Deaths in children from Covid-19 are extremely rare and occur in less than 1% of cases, as the disease remains mostly mild in them, confirms an international European study.
82 health establishments participated in this first European study of children and adolescents (aged three days to less than 18 years), published in the specialized journal The Lancet Child & Adolescent Health.
Led by experts from Britain, Austria and Spain, the study shows that of the nearly 600 children under the age of 18 infected with the new coronavirus, only a quarter had pre-existing medical problems.
This is low compared to the proportion of adults with co-morbidities (pathologies), generally much higher in studies, note the authors.
Of the 582 patients studied, positive for the virological test (RT-PCR), only four died, all aged over 10 years, two of whom suffered from pre-existing medical problems.
A small but notable proportion developed a serious illness requiring treatment in intensive care (8%, or 48 cases out of 582). The study, based on hospital figures, does not include mild cases, which did not need help or a doctor.
In contrast, more than 90 children, or 16%, had no symptoms.
The true case fatality rate in children is likely to be significantly lower than that observed in the study, notes the review.
“Children in whom additional viruses were detected in the respiratory tract along with SARS-CoV-2 were more likely to be admitted to intensive care. This could have important implications for the next winter season, when Cold and flu infections will be more common, “notes one of the main authors, Dr. Begoña Santiago Garcia, from the Gregorio Marañón University Hospital in Madrid.
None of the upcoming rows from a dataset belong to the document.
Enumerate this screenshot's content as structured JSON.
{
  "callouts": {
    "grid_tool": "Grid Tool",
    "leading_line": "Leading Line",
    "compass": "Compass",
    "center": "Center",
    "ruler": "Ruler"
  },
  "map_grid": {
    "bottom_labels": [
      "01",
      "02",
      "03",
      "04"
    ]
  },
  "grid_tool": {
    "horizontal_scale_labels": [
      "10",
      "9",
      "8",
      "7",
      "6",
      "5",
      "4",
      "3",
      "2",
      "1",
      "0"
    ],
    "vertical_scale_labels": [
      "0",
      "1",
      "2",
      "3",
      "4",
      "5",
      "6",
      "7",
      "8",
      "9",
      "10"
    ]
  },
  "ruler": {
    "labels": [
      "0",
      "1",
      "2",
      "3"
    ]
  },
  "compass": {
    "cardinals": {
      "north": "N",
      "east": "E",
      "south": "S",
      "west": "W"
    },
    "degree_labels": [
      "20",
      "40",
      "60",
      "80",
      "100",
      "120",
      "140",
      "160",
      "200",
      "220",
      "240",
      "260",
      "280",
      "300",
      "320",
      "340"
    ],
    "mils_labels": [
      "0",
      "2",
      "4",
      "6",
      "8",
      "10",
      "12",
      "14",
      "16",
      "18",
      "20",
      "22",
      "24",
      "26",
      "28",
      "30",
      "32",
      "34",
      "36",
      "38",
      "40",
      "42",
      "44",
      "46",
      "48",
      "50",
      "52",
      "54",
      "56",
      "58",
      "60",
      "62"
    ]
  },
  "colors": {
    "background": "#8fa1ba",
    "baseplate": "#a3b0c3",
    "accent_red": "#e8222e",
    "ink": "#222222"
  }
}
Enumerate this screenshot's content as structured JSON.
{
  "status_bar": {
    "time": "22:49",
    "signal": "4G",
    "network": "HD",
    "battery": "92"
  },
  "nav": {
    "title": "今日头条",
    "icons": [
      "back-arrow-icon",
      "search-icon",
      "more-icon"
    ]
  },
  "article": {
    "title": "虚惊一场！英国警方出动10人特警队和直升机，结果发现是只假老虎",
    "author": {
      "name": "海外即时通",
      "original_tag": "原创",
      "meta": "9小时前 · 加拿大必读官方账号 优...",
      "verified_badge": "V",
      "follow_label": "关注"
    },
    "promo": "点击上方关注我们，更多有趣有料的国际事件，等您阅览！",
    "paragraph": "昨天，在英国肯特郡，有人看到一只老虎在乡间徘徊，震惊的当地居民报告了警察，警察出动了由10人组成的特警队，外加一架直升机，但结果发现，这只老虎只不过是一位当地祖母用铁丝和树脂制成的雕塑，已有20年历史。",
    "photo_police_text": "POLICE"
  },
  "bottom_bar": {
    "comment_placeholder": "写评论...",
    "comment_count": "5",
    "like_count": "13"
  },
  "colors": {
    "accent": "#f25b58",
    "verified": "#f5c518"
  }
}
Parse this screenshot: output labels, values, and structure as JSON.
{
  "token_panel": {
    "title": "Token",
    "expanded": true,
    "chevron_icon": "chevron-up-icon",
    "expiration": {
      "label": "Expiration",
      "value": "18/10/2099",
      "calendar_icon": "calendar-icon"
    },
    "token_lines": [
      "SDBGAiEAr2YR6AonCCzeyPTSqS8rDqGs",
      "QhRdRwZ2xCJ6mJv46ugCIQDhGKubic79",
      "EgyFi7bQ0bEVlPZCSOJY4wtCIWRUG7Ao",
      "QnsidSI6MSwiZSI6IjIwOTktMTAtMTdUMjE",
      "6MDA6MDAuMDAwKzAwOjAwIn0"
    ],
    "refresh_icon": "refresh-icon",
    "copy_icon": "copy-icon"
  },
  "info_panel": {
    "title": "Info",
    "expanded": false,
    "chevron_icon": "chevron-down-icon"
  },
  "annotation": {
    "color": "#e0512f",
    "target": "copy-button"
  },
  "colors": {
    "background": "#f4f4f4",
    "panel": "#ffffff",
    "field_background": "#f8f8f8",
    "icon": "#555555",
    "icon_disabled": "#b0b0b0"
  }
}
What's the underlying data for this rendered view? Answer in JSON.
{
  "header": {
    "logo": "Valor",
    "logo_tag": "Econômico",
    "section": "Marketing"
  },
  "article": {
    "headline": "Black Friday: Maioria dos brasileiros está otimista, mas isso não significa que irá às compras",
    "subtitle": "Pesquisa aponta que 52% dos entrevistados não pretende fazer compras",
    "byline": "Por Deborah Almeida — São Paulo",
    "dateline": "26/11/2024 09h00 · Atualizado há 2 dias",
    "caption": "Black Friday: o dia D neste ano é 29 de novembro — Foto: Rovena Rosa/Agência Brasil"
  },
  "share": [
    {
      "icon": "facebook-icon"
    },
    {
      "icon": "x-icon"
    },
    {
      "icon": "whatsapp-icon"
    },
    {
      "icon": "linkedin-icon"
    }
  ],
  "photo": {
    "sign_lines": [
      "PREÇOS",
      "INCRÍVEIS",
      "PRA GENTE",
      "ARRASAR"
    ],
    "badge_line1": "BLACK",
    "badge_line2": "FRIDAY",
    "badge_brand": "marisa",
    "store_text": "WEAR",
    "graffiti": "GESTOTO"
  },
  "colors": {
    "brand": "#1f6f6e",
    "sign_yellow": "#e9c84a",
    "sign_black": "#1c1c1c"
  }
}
For his part, Marc Tebruegge of the Great Ormond Street Institute of Child Health at University College London judges the results reassuring.
“The fatality rate in our cohort (of children, editor’s note) was very low; it should be much lower, given that many children with mild illness would not have been brought to the attention of ‘a doctor and would therefore not be included in this study “, comments this co-author.
“Overall, the vast majority of children and young people only suffer from a mild illness,” he insists.